Когда ты пребываешь в безмолвии, то обретаешь Бога, чувствуешь, что Он тебя посещает. Вспомните о теще Петра, лежавшей в горячке. Хотя она вся горела в лихорадке и ничего не чувствовала, ее внимание было обращено только ко Христу. Она была совсем без сил, так что апостолы были вынуждены просить Господа об ее исцелении. «И коснулся руки ее, и горячка оставила ее, и она встала». Разве не мог Господь исцелить ее одним Своим словом? Ведь когда море разыгралось не на шутку и ученики перепугались, Он сказал: «Умолкни, перестань», — и тут же буря утихла. Так и демону, который действует в нас, Он мог бы сказать: «Замолчи и выйди из этого человека». Он мог бы укротить наши страсти. Он мог бы сделать с нами все, что только захочет. Но Он не хочет. Он хочет прийти и взять нас за руку. «Коснулся руки ее» — какая нежность, какая любовь, какая ласка в этих нескольких словах! Господь Своими руками касается нашей головы.
Один человек, страдавший долгие годы от болезни, однажды ночью почувствовал, как его любимый святой гладит его по больному месту. Нежность этой ласки была незабываемой, и когда человек проснулся, то понял, что совершенно здоров!

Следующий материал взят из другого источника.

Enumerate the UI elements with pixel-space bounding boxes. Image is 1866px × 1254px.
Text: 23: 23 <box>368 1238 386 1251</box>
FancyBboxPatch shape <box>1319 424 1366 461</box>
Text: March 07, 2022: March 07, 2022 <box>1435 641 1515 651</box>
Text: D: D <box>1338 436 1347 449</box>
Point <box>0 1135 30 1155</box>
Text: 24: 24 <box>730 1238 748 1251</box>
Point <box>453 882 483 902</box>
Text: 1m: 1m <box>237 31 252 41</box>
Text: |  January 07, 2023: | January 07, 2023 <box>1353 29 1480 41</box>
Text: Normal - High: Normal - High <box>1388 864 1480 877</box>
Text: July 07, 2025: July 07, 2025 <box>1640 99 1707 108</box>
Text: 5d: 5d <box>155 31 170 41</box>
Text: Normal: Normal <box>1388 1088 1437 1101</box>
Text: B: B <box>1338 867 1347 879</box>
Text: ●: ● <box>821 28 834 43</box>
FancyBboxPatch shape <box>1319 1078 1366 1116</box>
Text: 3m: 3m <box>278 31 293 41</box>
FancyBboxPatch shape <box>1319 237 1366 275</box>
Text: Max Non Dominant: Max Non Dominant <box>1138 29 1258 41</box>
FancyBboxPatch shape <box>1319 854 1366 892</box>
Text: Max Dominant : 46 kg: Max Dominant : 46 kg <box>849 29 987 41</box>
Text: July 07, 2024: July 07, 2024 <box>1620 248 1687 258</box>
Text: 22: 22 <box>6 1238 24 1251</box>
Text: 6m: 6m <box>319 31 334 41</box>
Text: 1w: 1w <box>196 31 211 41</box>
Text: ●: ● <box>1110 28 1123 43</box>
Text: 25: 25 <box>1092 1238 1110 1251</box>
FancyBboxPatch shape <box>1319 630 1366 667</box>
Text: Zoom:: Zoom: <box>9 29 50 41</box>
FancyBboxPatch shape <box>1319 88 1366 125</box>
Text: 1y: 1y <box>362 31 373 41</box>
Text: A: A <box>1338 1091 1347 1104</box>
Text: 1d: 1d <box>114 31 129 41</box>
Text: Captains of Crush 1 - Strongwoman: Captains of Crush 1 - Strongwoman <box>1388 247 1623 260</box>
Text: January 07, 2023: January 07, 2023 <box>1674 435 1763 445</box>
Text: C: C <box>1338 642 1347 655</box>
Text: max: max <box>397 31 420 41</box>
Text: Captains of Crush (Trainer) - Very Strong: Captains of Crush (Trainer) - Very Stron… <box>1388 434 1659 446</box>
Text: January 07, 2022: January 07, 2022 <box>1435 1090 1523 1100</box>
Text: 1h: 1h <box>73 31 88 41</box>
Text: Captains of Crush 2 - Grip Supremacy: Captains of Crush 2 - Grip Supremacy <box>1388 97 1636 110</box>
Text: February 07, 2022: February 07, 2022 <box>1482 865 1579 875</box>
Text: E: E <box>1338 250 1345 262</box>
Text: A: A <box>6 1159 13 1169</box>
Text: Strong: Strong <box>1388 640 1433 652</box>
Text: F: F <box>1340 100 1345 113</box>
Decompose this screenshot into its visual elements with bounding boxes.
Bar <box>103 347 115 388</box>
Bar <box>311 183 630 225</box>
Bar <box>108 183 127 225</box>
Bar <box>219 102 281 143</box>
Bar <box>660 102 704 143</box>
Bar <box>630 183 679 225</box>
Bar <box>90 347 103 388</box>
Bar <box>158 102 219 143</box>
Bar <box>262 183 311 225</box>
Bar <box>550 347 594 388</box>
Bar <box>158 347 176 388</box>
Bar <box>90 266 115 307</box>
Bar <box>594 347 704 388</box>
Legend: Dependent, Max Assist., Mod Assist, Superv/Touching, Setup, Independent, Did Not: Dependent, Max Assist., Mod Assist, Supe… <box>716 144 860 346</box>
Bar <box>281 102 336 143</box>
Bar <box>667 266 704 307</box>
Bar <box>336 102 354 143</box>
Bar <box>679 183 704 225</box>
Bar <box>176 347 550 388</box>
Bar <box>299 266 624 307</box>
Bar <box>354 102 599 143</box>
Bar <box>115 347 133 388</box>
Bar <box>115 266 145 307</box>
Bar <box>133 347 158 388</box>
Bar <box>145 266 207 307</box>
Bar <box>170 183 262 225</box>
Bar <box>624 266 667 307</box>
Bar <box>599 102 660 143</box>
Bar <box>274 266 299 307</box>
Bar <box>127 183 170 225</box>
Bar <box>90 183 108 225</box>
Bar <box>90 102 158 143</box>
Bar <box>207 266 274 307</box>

Бог обращается с нами не так, как с морем или смоковницей. Он приходит и ласково касается нашего лба, щеки, руки, сердца. Чувствуете ли вы, как по-отечески нежно Бог склоняется над нами?
Если мы живем без этого чувства, без этого сознания, то это означает, что мы еще не начинали взирать на Бога, если хотите — нас не охватывала горячка любви к Богу, у нас не ломило глаза от жара лихорадки и пристального взирання на Бога в надежде, что Он сжалится над нами и придет дать нам Свое сладостное утешение. Мы остаемся холодными, безжизненными, бесчувственными, в нас нет жизни, потому что мы не ощущаем жизни Бога. Но Он прикасается к нам, когда мы ждем Его, призываем, потому что Он приходит «ко всякой плоти»: тебя ласкает, меня услаждает, другого утешает. А если мы заняты, то как Богу к нам подойти? Даже если мы Его случайно заметим, то скажем: «Минуточку, я закончу свою работу».
Поэтому, насколько сможем, давайте припадем к стопам Бога нашего. Я умоляю вас, дети мои, полюбим свои кельи! Все святые делали столько поклонов, что в полу их келий образовывались углубления. У некоторых в кельях сгнивали доски пола от обилия слез, которые они проливали пред невидимым Богом. Станем ли мы подобны этим людям? Если уподобимся не им, то кому мы станем подобны? Если мы не полюбим их, то кого тогда мы полюбим? Если они не родные нам люди, вместе с которыми мы вышли в пустыню, то с кем мы будем шествовать? Как мы сможем почувствовать, что мы причастны святым — «сограждане святым»? Будем жить так в своих кельях!